Many may not be aware of the fact that AM radio is very much the backbone of the nation’s Emergency Alert System (EAS), and as such AM radio plays a critical role in informing Americans as well as keeping them safe when, and should, disaster strike. While images of national calamity come to mind with the mention of EAS, I can attest to the importance of AM radio in the lives of people week in and week out. A representative example of those 48 million in the nation impacted by AM radio would be ‘the Egg Harbor reporter’ who alerted me each snowstorm of the road conditions concerning a stretch of Northern Door County once the snow and sleet started to fall.
He was an articulate retired man who called the radio station often when I was on the air and since he lived close to a hill that was so troublesome during inclement weather gave me information that I then imparted to the radio listeners. AM radio is very much a valued and even at times critical lifeline to information during emergencies and natural disasters.

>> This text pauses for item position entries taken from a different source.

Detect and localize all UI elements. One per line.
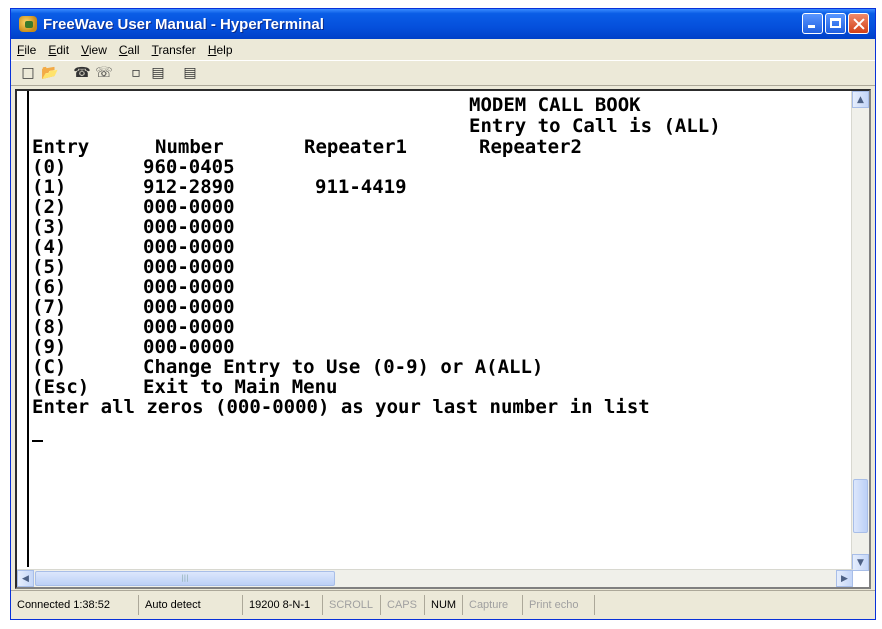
row-number: 000-0000	[143, 316, 235, 338]
header-entry: Entry	[32, 136, 90, 158]
receive-icon[interactable]: ▤	[147, 63, 169, 83]
row-number: 960-0405	[143, 156, 235, 178]
status-caps: CAPS	[381, 595, 425, 615]
toolbar: □ 📂 ☎ ☏ ▫ ▤ ▤	[11, 60, 875, 86]
maximize-button[interactable]	[825, 13, 846, 34]
menu-file[interactable]: File	[11, 43, 42, 57]
disconnect-icon[interactable]: ☎	[71, 63, 93, 83]
terminal-title: MODEM CALL BOOK	[469, 94, 641, 116]
row-number: 000-0000	[143, 256, 235, 278]
window-title: FreeWave User Manual - HyperTerminal	[43, 15, 324, 33]
row-entry: (9)	[32, 336, 67, 358]
menu-call[interactable]: Call	[113, 43, 146, 57]
scroll-right-icon[interactable]: ▶	[836, 570, 853, 587]
row-number: 000-0000	[143, 236, 235, 258]
row-entry: (7)	[32, 296, 67, 318]
row-entry: (0)	[32, 156, 67, 178]
row-number: 000-0000	[143, 296, 235, 318]
status-capture: Capture	[463, 595, 523, 615]
row-entry: (1)	[32, 176, 67, 198]
horizontal-scroll-thumb[interactable]: |||	[35, 571, 335, 586]
row-repeater1: 911-4419	[315, 176, 407, 198]
row-number: 000-0000	[143, 336, 235, 358]
scroll-left-icon[interactable]: ◀	[17, 570, 34, 587]
row-entry: (4)	[32, 236, 67, 258]
option-esc-key: (Esc)	[32, 376, 90, 398]
send-icon[interactable]: ▫	[125, 63, 147, 83]
option-esc-text: Exit to Main Menu	[143, 376, 338, 398]
terminal-footer: Enter all zeros (000-0000) as your last …	[32, 396, 650, 418]
title-bar[interactable]: FreeWave User Manual - HyperTerminal	[11, 9, 875, 39]
vertical-scrollbar[interactable]: ▲ ▼	[851, 91, 869, 571]
dial-icon[interactable]: ☏	[93, 63, 115, 83]
header-number: Number	[155, 136, 224, 158]
vertical-scroll-thumb[interactable]	[853, 479, 868, 533]
option-c-key: (C)	[32, 356, 67, 378]
status-port: 19200 8-N-1	[243, 595, 323, 615]
app-window: FreeWave User Manual - HyperTerminal Fil…	[10, 8, 876, 620]
close-button[interactable]	[848, 13, 869, 34]
row-entry: (6)	[32, 276, 67, 298]
status-num: NUM	[425, 595, 463, 615]
row-number: 000-0000	[143, 196, 235, 218]
row-entry: (3)	[32, 216, 67, 238]
text-cursor	[32, 440, 43, 442]
status-scroll: SCROLL	[323, 595, 381, 615]
scroll-up-icon[interactable]: ▲	[852, 91, 869, 108]
status-print-echo: Print echo	[523, 595, 595, 615]
row-number: 000-0000	[143, 216, 235, 238]
header-repeater2: Repeater2	[479, 136, 582, 158]
row-entry: (8)	[32, 316, 67, 338]
row-number: 912-2890	[143, 176, 235, 198]
row-entry: (2)	[32, 196, 67, 218]
status-bar: Connected 1:38:52 Auto detect 19200 8-N-…	[11, 590, 875, 619]
header-repeater1: Repeater1	[304, 136, 407, 158]
menu-view[interactable]: View	[75, 43, 113, 57]
option-c-text: Change Entry to Use (0-9) or A(ALL)	[143, 356, 544, 378]
menu-edit[interactable]: Edit	[42, 43, 75, 57]
row-entry: (5)	[32, 256, 67, 278]
status-detect: Auto detect	[139, 595, 243, 615]
menu-help[interactable]: Help	[202, 43, 239, 57]
new-icon[interactable]: □	[17, 63, 39, 83]
scroll-down-icon[interactable]: ▼	[852, 554, 869, 571]
terminal-subtitle: Entry to Call is (ALL)	[469, 115, 721, 137]
hyperterminal-icon	[19, 16, 37, 32]
menu-transfer[interactable]: Transfer	[146, 43, 202, 57]
minimize-button[interactable]	[802, 13, 823, 34]
row-number: 000-0000	[143, 276, 235, 298]
properties-icon[interactable]: ▤	[179, 63, 201, 83]
terminal-screen[interactable]: MODEM CALL BOOK Entry to Call is (ALL) E…	[27, 91, 854, 567]
menu-bar: File Edit View Call Transfer Help	[11, 39, 875, 60]
open-icon[interactable]: 📂	[39, 63, 61, 83]
terminal-area[interactable]: MODEM CALL BOOK Entry to Call is (ALL) E…	[15, 89, 871, 589]
status-connected: Connected 1:38:52	[11, 595, 139, 615]
horizontal-scrollbar[interactable]: ◀ ||| ▶	[17, 569, 853, 587]
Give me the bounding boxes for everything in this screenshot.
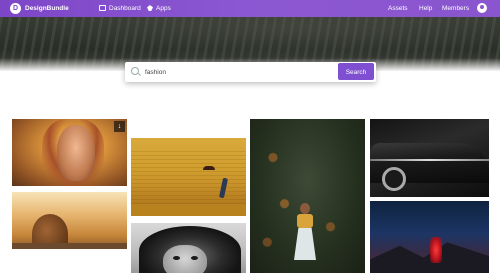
- image-detail: [12, 243, 127, 249]
- image-detail: [191, 256, 198, 260]
- download-icon[interactable]: ↓: [114, 121, 125, 132]
- nav-dashboard-label: Dashboard: [109, 5, 141, 12]
- gallery-image-woman-flowers[interactable]: [12, 119, 127, 186]
- search-button[interactable]: Search: [338, 63, 374, 80]
- image-detail: [300, 203, 310, 214]
- user-icon[interactable]: [477, 3, 487, 13]
- gallery-image-night-mountain[interactable]: [370, 201, 489, 273]
- gallery-image-yellow-field-bottom: [131, 204, 246, 216]
- dashboard-icon: [99, 5, 106, 11]
- image-detail: [163, 245, 207, 273]
- nav-help[interactable]: Help: [419, 4, 432, 13]
- gallery-image-bw-portrait[interactable]: [131, 223, 246, 273]
- image-detail: [131, 148, 246, 204]
- nav-members[interactable]: Members: [442, 4, 469, 13]
- image-detail: [57, 125, 95, 181]
- gallery-image-classic-car[interactable]: [370, 119, 489, 197]
- top-nav: D DesignBundle Dashboard Apps Assets Hel…: [0, 0, 500, 17]
- nav-dashboard[interactable]: Dashboard: [99, 4, 141, 13]
- image-detail: [297, 214, 313, 228]
- gallery-image-woman-garden[interactable]: [250, 119, 365, 273]
- logo-letter: D: [13, 5, 19, 12]
- search-input[interactable]: [145, 66, 345, 78]
- gallery-image-placeholder: [12, 251, 127, 273]
- search-icon: [131, 67, 139, 75]
- nav-apps-label: Apps: [156, 5, 171, 12]
- gallery-image-woman-sunset[interactable]: [12, 192, 127, 249]
- image-detail: [294, 228, 316, 260]
- image-detail: [430, 237, 442, 263]
- image-detail: [203, 166, 215, 170]
- brand-name[interactable]: DesignBundle: [25, 5, 69, 12]
- nav-apps[interactable]: Apps: [147, 4, 171, 13]
- image-detail: [294, 203, 316, 273]
- image-detail: [173, 256, 180, 260]
- gallery-image-yellow-field[interactable]: [131, 138, 246, 204]
- nav-assets[interactable]: Assets: [388, 4, 408, 13]
- image-detail: [370, 159, 489, 161]
- image-detail: [382, 167, 406, 191]
- apps-icon: [147, 5, 153, 11]
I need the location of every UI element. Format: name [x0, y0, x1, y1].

Folks throughout Door and Kewaunee counties needed to know about storm-related information or news of detours around crash sites on highways or alerts about downed power lines in neighborhoods that needed to be avoided when walking or driving. The list goes on and on about today’s needs listeners have and the role AM radio still plays in communities across the nation.
So, it is alarming to learn of the response to a letter written by U.S. Senator Edward Markey to car companies asking them to maintain broadcast AM radio as a feature in electric vehicles and other future vehicles. Markey wrote in December to all the big automakers: Ford, General Motors, Stellantis, BMW, and Kia among them. He asked for a thorough accounting of where AM radio receivers stand in the view of automakers and to inform him of any plans to discontinue access to AM in new cars.
The auto industry response comes from the Alliance for Automotive Innovation and appears to be a resounding non-endorsement of AM radio. In fact, the letter makes no mention of the industry’s intentions of keeping AM radio intact in the dashboard. It instead pointed to the many other ways that Americans now can receive emergency alerting information.
The importance of this matter was clearly demonstrated when seven former FEMA officials asked the federal government to help keep AM radios in electric vehicles. In a letter to U.S. Transportation Secretary Pete Buttigieg, the group petitions the government to seek assurances from automakers to maintain AM radios in EVs, arguing that the band is vital to the federal National Public Warning System.
I can speak to this issue as a former broadcaster who understands the tight connections listeners have with a local radio station and the importance they placed on solid reporting and dissemination of alerts and updates concerning a wide array of issues. There is a bond radio announcers have with their communities and one that listeners rely on daily with the one behind the studio microphone. It is a really rather basic concept, something that even car executives should be able to grasp. Reliable communications via AM radio are something a very large segment of the citizenry desire to have access to in an emergency.